Secondo la testimonianza di alcuni turisti escursionisti, attendibili, sarebbe caduto l’altro ieri sera nei pressi della catena montuosa del Nuorese, l’ipotesi al vaglio degli inquirenti è quella che si tratti di bengala usati in esercitazioni militari
NUORO - Continua il mistero sulla presunta caduta di un aereo sui monti del Bruncu Spina nel Nuorese. Le ricerche che non hanno dato alcun esito, ma bisogna ricordare che la zona è molto impervia e anche il maltempo non da una mano ai ricercatori.
Sono riprese all´alba le ricerche del velivolo che, secondo la testimonianza di alcuni turisti escursionisti, sarebbe caduto l’altro ieri sera nei pressi della catena montuosa del Bruncu Spina. I primi controlli del territorio hanno dato esito negativo. L´allarme è scattato l’altro ieri sera dopo che a Fonni un turista tedesco, Klaus Riele, docente universitario, assieme ad alcuni amici ha visto dei bagliori nel cielo e poco dopo un bagliore come se l´oggetto volante si fosse schiantato sulla montagna.
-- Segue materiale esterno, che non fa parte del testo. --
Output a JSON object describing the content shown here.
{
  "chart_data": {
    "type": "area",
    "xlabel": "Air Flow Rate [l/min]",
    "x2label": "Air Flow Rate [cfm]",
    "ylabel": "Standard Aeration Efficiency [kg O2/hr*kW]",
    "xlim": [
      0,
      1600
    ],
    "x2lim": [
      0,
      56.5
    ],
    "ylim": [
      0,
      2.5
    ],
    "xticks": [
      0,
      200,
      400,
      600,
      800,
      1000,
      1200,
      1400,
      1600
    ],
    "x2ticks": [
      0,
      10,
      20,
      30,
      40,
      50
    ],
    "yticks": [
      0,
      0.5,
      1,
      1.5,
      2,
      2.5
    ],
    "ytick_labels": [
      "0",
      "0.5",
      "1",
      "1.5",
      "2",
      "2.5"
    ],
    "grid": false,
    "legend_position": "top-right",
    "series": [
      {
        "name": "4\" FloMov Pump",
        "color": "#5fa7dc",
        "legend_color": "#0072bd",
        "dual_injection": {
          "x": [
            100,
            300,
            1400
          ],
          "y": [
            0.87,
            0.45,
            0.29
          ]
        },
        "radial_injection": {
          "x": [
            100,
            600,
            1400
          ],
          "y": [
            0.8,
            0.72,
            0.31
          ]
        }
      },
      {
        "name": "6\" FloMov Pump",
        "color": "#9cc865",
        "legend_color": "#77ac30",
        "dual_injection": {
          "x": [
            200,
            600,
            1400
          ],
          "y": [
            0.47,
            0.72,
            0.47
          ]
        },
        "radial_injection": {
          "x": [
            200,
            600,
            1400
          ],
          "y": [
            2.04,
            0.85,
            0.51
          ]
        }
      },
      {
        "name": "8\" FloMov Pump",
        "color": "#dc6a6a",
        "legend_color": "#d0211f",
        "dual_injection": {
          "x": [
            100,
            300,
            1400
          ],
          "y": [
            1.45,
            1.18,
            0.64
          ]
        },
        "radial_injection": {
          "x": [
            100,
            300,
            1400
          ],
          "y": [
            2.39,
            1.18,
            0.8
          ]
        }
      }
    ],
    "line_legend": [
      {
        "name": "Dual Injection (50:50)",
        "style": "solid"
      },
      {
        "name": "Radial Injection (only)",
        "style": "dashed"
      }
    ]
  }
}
Verso le 19:30 è stato chiamato il 113 e subito sono state avviare le procedure previste in caso di un incidente aereo. Le ricerche, coordinate dalla Prefettura Nuorese, sono state avviate con i mezzi di Polizia e Carabinieri mentre dalle verifiche dell´Aeronautica e dai radar dei centri controllo del traffico aereo non sono risultati aerei dispersi. Non viene escluso possa essersi trattato di un piccolo velivolo fuori rotta o di un velivolo militare impegnato in un´esercitazione e partito dalla base di Capo San Lorenzo. Ma non c’è nessun segnale sui radar degli aeroporti sardi, senza riscontro i controlli dell’Enav, nessuno ha denunciato alcuna scomparsa. Ma le montagne del Gennargentu sono state setacciate dopo che Klaus Riele, il docente tedesco ha dato l’allarme, mentre era intento in una escursione insieme ad amici sul Brucnu Spina. Con il passare delle ore però qualche cosa è stata ammessa. A Capo San Lorenzo nel pomeriggio di Mercoledì, si stavano effettuando prove di addestramento, vere e proprie esercitazioni militari. E’ probabile che un razzo sia finito sin sulla vallata di Seardu. Gli stessi uomini della forestale hanno avvistato Mercoledì sera, intorno alle 19,30 dei bengala sui monti del Gennargentu, nel territorio di Villa Grande Strisaili. Qualcosa di sicuro è successo. Il Salto di Quirra per esempio e nella zona in cui il turista ha notato il bagliore e lo schianto, come ha affermato. Che sia partita una scheggia impazzita da qualche missile usato nelle esercitazioni? Verosimile, non sarebbe la prima volta. Si spera di trovare traccia di qualcosa che giustifichi le affermazioni dell’escursionista Tedesco, anche per tranquillizzare le popolazioni della zone che vogliono sapere cosa sia successo.